The danger is that people will not avail themselves of the right to counsel to avoid the charge," said Norman Lefstein, dean emeritus at the Indiana University School of Law at Indianapolis. "It really is an effort to squeeze every last cent [from the poor] without regard to the consequences. It's inconsistent with the fundamental right to counsel."

Here are the details of the Minnesota law. Daniel Homstad, an assistant defender in Hennepin County, writes that under the new law, the state has jumped a $28.00 fee that could be waived by a judge, to mandatory, non-waivable fees in amounts up to $200.00. Homstad says:

The problem with the law lies in its flat-rate schedule and the removal of the judge's discretion to determine whether the copay would work a manifest financial hardship upon the defendant. Absent a fair, means-tested rate schedule, the public defender copays will really become application fees that many will be unable to pay. These copays will lead some truly indigent people to choose to forgo counsel.
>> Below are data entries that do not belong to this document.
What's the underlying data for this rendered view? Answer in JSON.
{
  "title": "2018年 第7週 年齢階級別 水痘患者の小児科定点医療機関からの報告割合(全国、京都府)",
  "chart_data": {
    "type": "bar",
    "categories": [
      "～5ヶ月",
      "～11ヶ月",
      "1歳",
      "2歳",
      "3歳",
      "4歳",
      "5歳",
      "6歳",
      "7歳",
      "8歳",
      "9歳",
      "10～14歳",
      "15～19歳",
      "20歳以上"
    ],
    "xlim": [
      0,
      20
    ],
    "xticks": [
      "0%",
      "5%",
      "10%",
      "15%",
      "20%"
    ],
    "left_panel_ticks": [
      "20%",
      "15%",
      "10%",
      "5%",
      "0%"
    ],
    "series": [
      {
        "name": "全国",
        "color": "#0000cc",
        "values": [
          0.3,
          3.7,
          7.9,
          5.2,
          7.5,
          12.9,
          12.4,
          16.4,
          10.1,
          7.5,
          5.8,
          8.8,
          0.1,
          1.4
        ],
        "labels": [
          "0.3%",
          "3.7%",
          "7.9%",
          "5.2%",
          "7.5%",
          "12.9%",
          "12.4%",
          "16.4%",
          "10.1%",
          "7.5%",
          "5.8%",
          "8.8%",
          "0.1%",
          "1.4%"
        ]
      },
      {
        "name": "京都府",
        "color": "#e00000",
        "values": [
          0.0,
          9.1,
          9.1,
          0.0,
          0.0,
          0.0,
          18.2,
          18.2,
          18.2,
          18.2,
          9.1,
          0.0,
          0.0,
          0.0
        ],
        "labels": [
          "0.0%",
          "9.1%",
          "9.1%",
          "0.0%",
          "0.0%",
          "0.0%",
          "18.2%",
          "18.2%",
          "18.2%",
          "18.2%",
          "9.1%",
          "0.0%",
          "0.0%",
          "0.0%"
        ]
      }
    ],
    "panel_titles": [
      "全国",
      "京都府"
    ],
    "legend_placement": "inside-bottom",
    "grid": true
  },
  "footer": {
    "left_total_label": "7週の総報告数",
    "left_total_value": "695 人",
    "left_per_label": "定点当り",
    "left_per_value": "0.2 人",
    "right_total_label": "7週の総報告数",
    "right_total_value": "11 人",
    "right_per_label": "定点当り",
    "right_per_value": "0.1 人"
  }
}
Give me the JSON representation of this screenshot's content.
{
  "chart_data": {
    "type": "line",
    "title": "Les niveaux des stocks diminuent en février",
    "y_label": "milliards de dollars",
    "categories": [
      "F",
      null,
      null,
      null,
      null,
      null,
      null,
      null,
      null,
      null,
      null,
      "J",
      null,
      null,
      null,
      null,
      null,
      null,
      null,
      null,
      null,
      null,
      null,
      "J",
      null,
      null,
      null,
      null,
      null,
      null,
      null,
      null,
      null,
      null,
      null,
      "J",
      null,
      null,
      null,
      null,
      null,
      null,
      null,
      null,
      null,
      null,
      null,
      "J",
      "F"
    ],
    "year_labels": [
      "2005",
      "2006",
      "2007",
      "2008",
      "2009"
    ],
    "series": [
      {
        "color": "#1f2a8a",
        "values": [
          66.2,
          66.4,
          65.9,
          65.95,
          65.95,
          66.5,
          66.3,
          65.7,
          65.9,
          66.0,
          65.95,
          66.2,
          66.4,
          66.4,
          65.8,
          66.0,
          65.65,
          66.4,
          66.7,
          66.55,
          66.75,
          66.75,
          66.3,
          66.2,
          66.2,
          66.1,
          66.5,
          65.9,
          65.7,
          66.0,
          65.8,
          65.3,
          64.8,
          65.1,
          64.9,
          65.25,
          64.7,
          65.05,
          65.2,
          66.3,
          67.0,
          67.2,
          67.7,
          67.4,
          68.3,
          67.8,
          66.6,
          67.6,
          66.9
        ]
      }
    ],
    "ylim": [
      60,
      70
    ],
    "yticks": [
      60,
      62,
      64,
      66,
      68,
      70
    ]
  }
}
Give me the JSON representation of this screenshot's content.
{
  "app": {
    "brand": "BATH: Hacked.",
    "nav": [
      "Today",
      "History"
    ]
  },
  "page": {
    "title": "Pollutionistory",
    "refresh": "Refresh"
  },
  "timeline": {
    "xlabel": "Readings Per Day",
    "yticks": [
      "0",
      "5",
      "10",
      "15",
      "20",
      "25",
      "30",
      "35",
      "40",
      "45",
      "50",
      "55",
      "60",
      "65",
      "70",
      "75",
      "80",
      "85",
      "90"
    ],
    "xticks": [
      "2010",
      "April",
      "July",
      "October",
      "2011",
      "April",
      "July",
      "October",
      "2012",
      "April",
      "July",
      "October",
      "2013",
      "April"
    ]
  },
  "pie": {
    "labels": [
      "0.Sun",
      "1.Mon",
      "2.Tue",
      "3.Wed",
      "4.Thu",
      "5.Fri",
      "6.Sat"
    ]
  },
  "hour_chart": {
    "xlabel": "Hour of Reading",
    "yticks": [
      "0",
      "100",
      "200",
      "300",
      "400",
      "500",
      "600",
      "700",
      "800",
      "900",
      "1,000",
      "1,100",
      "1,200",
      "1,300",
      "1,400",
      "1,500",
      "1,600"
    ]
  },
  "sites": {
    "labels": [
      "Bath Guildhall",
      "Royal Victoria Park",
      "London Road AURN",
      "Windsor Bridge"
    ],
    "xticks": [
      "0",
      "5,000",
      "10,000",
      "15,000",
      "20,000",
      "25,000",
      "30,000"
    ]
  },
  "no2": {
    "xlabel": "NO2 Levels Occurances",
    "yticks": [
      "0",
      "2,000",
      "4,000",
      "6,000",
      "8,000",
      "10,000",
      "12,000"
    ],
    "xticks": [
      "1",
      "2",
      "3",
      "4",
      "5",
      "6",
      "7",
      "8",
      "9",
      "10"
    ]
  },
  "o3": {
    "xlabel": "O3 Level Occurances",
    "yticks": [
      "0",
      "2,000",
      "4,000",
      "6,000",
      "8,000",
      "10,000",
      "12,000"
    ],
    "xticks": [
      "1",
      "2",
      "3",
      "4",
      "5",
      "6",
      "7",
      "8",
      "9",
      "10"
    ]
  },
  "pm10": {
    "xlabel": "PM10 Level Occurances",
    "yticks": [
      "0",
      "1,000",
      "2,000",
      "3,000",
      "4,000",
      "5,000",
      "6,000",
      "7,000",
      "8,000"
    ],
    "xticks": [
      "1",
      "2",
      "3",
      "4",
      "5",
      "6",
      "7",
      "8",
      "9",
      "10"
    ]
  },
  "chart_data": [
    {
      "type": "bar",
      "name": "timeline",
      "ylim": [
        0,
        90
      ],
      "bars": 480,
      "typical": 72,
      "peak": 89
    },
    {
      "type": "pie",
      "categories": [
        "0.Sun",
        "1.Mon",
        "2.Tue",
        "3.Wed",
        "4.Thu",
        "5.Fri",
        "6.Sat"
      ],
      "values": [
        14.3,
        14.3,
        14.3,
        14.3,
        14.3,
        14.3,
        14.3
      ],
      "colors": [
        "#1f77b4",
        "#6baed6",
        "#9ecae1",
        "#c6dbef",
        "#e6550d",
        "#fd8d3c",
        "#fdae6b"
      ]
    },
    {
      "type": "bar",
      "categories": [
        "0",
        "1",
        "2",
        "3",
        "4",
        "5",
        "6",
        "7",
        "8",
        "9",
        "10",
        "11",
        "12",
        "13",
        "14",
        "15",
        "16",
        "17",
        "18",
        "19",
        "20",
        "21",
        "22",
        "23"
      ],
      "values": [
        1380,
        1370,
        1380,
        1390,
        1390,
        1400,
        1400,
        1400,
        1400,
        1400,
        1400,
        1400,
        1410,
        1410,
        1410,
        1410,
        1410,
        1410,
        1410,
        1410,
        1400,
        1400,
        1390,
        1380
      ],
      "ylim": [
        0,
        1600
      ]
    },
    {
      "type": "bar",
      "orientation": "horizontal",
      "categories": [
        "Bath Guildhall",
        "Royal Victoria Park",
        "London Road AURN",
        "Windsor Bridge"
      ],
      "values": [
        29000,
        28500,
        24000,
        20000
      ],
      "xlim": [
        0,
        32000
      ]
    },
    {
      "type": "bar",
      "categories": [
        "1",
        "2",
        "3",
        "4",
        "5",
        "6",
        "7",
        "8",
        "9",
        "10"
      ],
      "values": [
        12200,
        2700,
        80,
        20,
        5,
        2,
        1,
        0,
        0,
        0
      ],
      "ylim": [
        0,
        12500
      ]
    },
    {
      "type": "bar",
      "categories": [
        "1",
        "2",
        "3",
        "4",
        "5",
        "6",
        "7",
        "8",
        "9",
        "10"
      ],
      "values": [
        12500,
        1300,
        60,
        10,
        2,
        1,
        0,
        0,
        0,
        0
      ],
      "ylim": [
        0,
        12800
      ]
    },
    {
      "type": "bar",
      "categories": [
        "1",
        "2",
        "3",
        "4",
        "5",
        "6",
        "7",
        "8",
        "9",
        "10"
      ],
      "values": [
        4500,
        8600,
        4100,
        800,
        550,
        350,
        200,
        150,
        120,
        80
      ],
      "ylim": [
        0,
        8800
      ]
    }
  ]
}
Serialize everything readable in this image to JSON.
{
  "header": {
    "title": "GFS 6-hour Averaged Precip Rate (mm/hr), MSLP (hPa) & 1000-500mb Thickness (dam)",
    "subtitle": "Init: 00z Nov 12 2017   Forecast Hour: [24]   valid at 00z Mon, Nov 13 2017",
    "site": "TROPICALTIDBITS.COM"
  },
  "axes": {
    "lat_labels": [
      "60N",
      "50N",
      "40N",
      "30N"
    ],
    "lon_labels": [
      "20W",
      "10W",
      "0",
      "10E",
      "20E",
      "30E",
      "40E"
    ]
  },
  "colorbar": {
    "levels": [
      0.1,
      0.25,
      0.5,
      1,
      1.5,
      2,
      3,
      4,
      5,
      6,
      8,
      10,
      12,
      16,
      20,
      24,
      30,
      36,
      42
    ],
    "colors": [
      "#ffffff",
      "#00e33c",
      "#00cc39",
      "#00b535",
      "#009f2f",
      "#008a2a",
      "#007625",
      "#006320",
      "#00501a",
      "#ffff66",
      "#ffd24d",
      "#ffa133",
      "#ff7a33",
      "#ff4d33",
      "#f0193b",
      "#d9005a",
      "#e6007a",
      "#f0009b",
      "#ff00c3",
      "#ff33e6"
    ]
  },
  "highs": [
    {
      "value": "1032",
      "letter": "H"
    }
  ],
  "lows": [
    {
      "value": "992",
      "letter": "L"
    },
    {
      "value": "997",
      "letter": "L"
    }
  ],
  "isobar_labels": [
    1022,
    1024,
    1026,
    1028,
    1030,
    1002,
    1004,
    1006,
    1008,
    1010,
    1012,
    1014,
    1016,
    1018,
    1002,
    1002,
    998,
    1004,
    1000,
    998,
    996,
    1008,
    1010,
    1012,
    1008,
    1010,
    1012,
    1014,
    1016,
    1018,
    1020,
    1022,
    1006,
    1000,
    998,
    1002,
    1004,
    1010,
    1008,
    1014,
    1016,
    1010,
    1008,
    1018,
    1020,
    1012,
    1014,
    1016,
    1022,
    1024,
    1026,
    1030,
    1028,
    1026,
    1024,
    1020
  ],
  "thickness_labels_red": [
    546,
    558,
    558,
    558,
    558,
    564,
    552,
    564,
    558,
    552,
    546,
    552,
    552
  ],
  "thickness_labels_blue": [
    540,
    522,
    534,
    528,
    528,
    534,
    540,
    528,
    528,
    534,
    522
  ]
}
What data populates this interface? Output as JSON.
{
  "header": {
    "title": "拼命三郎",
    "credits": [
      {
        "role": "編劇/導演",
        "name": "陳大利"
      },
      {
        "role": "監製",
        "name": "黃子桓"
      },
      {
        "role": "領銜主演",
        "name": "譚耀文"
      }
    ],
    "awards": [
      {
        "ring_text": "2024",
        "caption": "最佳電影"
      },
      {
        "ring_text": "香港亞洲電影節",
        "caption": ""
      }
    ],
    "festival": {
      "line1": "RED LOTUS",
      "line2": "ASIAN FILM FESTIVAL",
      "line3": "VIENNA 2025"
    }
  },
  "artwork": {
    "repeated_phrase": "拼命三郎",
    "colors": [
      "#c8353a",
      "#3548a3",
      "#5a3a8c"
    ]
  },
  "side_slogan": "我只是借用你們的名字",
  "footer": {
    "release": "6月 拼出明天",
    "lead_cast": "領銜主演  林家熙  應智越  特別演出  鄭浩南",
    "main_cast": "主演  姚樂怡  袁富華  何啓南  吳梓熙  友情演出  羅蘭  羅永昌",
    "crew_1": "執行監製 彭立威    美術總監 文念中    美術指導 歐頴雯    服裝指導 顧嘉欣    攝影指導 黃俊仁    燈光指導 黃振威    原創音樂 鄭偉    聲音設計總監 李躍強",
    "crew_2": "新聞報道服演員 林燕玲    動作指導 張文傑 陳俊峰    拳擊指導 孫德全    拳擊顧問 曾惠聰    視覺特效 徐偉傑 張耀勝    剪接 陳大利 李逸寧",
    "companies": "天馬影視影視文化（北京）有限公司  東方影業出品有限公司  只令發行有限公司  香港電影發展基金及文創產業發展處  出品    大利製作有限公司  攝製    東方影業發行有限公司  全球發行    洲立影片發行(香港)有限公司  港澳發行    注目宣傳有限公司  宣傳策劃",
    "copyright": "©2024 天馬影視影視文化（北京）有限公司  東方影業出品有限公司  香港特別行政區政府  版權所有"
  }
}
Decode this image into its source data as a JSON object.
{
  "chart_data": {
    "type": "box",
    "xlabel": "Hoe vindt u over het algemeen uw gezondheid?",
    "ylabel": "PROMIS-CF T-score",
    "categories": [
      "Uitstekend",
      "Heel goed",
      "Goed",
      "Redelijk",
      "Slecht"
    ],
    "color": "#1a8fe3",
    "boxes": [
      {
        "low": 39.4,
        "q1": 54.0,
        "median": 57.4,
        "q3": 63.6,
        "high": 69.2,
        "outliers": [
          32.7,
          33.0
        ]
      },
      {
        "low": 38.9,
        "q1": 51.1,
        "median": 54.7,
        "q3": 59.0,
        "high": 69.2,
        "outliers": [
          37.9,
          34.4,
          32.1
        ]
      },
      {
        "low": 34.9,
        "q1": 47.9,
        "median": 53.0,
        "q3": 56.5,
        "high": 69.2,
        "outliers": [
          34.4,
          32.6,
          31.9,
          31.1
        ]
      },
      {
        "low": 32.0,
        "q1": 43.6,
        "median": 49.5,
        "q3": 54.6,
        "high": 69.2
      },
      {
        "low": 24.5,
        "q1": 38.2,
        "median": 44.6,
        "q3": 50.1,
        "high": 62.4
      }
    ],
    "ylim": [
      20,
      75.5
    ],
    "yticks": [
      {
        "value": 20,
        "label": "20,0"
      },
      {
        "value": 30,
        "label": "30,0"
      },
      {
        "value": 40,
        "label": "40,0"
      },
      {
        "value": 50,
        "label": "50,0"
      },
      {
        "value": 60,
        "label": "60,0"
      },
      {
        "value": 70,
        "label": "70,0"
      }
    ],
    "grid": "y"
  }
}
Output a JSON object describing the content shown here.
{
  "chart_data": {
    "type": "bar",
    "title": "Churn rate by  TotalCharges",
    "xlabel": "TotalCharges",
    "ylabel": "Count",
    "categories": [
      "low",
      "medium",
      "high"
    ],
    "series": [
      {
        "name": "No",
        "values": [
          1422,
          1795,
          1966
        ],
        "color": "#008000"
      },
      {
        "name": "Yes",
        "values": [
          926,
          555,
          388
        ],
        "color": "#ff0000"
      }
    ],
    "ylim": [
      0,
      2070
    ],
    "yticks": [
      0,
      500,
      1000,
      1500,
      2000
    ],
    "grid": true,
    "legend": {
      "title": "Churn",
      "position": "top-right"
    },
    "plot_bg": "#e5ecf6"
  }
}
It is true that increased fees are sometimes needed in tough financial times. The health care industry, for example, has imposed copays on patients seeking clinical care and prescriptions. But respected research has clearly established that when copays are established or increased significantly, it is the poor who are most affected. The Rand Health Insurance Experiment found that increased copays reduced low-income children's use of clinically effective health care by 44 percent.

The new public defender copays are much more substantial than medical ones, and will have even more of that same "chilling" effect. The poorest of the poor will be most affected. Nothing could be worse than that. Governments spend vast sums of money to establish machinery to try people accused of crimes. Prosecuting attorneys are deemed essential to protect the public's interest in law and order. The government hires lawyers to prosecute, and people who have money hire private lawyers, providing proof that lawyers in criminal cases -- on both sides -- are necessities, not luxuries. It is only through a system that provides competent court-appointed counsel that there can be any assurance of fair trials in which every defendant stands equal under the law. As the Supreme Court said in Gideon, "This noble ideal cannot be realized if the poor man charged with a crime has to face his accusers without a lawyer to assist him."

We think this flies in the face of the now 40 year old Supreme Court decision, Gideon v. Wainwright, in which the Court, ruling that lawyers must be provided to defendants too poor to hire their own, said:

"The right of one charged with crime to counsel may not be deemed fundamental and essential to fair trials in some countries, but it is in ours."